Send me your questions — or things you need help to think through — and I'll answer them in an upcoming edition of T&S Insider, only with Everything in Moderation*

Get in touch

Job hunt

For any Trust & Safety professional, an important skill is being able to clearly and succinctly explain complicated scenarios. Knowing how to write a good memo, brief, or request is critical. Making the rounds in my internet circles this week was Make better documents, Anil Dash's guide to, well, making better documents. It's well worth a read, whether you're writing for the C-suite, creating LinkedIn content, or sprucing up your cover letter.

It reminded me of these excellent pieces: writing tips from the president's daily brief and Q&A on writing for execs that came out of a TrustCon workshop last year.

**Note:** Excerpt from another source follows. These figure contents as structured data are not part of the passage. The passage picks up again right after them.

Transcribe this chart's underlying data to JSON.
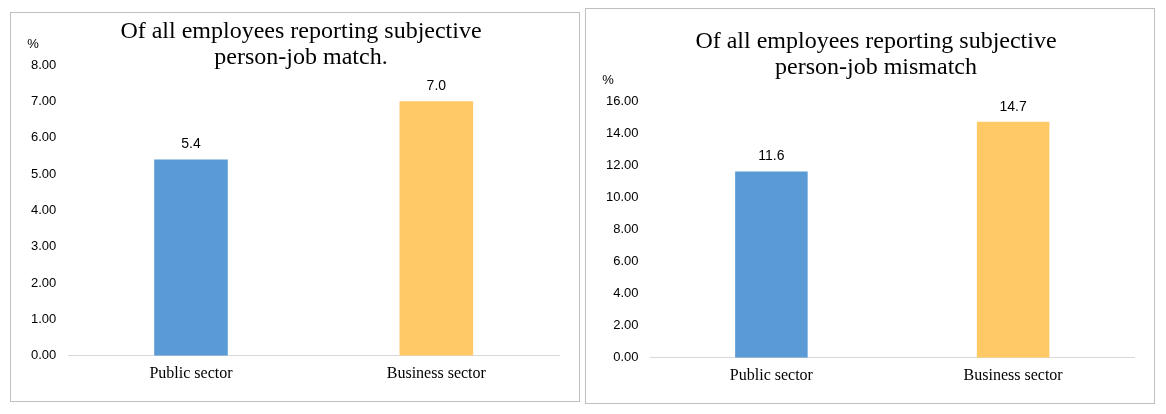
{
  "chart_data": [
    {
      "type": "bar",
      "title": "Of all employees reporting subjective person-job match.",
      "ylabel": "%",
      "categories": [
        "Public sector",
        "Business sector"
      ],
      "colors": [
        "#5b9bd5",
        "#ffc966"
      ],
      "values": [
        5.4,
        7.0
      ],
      "value_labels": [
        "5.4",
        "7.0"
      ],
      "ylim": [
        0,
        8
      ],
      "yticks": [
        {
          "value": 0,
          "label": "0.00"
        },
        {
          "value": 1,
          "label": "1.00"
        },
        {
          "value": 2,
          "label": "2.00"
        },
        {
          "value": 3,
          "label": "3.00"
        },
        {
          "value": 4,
          "label": "4.00"
        },
        {
          "value": 5,
          "label": "5.00"
        },
        {
          "value": 6,
          "label": "6.00"
        },
        {
          "value": 7,
          "label": "7.00"
        },
        {
          "value": 8,
          "label": "8.00"
        }
      ],
      "grid": false,
      "legend": false
    },
    {
      "type": "bar",
      "title": "Of all employees reporting subjective person-job mismatch",
      "ylabel": "%",
      "categories": [
        "Public sector",
        "Business sector"
      ],
      "colors": [
        "#5b9bd5",
        "#ffc966"
      ],
      "values": [
        11.6,
        14.7
      ],
      "value_labels": [
        "11.6",
        "14.7"
      ],
      "ylim": [
        0,
        16
      ],
      "yticks": [
        {
          "value": 0,
          "label": "0.00"
        },
        {
          "value": 2,
          "label": "2.00"
        },
        {
          "value": 4,
          "label": "4.00"
        },
        {
          "value": 6,
          "label": "6.00"
        },
        {
          "value": 8,
          "label": "8.00"
        },
        {
          "value": 10,
          "label": "10.00"
        },
        {
          "value": 12,
          "label": "12.00"
        },
        {
          "value": 14,
          "label": "14.00"
        },
        {
          "value": 16,
          "label": "16.00"
        }
      ],
      "grid": false,
      "legend": false
    }
  ]
}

Finally, if you've been laid off but would like to go to TrustCon, the TSPA is offering scholarships and 50% discounted tickets. Applications are open now. You can also apply for a free extension on your TSPA membership.


Also worth reading

How to make Chinese platforms American (Dagens Tech podcast)
Why? The US House voted to ban (or force a sale of) TikTok. What I see left out of commentary on this is that there is a precedent: Grindr's Chinese parent company was forced to sell to US investors in 2020 due to national security concerns. This podcast interviews CEO Jeff Bonforte who was part of the investing group that bought Grindr and "made it American" (Jeff brought me on to lead T&S at Grindr just a couple of months after the sale).

Can Reddit survive its own IPO? (Wired)
Why? An in-depth read about the importance of community for Reddit, and it's colourful history with volunteer moderators.

Coping in the queue: tips for managing AI anxiety in customer support (Help Scout)
Why? A great read for anyone who is worried that AI might take their job, especially for those in frontline positions like customer support or content moderation. This article has some great tips about how to think about the future of frontline work and your own career.